Thanks are due to Dr Hiding Pup for drawing my attention to Richard Toye's detailed defence of the provenance of the anti-Semitic article supposedly written by Winston Churchill, which I posted on earlier. Toye is the author of a new book, Lloyd George and Churchill: Rivals for Greatness. His major critic is Martin Gilbert, not only the official biographer of Churchill but author of several books on Jewish history and of the forthcoming Churchill and the Jews. The Churchill bibliographer, Richard M Langworth, has also written to defend Gilbert's position, that Churchill refuted and prevented the publication of the article, the product of a ghostwriter, Adam Marshall Diston, whom most of the press reports link to Oswald Mosley's British Union of Fascists. This is disingenuous as Diston stood as a candidate for Mosley's ill-fated New Party, rather than the BUF. The New Party was formed by Mosley as a Keynesian opposition to MacDonald's economic orthodoxy and was disbanded by him when he converted to Fascism after a visit to Mussolini's Italy.

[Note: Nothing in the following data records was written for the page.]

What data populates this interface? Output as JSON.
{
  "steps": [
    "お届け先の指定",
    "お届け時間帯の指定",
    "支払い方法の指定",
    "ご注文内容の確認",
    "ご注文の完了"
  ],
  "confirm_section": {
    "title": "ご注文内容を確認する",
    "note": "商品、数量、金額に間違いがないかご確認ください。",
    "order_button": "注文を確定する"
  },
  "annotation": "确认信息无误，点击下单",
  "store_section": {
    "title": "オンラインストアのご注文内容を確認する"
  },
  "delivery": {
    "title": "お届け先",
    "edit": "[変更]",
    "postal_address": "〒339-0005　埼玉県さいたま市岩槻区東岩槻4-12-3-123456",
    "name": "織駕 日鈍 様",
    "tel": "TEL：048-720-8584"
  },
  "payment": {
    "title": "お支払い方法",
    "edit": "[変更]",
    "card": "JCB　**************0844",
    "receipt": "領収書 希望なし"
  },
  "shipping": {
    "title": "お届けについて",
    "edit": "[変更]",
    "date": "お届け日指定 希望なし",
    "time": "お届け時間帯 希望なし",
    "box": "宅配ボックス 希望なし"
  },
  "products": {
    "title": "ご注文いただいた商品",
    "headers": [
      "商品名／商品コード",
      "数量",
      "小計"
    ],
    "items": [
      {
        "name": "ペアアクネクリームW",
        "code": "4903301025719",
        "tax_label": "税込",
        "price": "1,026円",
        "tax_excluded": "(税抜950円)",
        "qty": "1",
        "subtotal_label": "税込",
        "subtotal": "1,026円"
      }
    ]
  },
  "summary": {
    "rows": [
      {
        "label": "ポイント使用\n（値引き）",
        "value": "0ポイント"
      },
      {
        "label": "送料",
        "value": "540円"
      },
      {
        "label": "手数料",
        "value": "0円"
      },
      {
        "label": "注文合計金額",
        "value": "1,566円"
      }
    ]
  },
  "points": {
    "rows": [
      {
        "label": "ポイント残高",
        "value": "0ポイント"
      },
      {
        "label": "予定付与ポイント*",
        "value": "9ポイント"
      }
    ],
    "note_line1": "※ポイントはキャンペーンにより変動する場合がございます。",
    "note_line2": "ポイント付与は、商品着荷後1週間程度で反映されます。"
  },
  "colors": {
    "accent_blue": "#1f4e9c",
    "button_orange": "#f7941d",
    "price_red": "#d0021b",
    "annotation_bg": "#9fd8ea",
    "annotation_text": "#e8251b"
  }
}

The Mosley connection is a convenient way of discrediting Diston and shifting the attention from Churchill, but regardless of the provenance of the document, which I am in no way in a position to speculate on, I am still uneasy at its use. A single document like this may provide an insight into anti-Semitic discourses, but it is hard to see how it could counter a much longer record of pro-Zionism, Jewish friendships and opposition to anti-Semitism. A single article, however contentious, should not distract from a broader historical record.
History is complex and casual anti-Semitism was ubiquitous amongst elite circles and was inevitably reflected in a range of contemporary discourses. That Churchill was capable of echoing the prejudices of his class is unsurprising. That these isolated instances amounted to anything significant is dubious, but they certainly make for an interesting spat.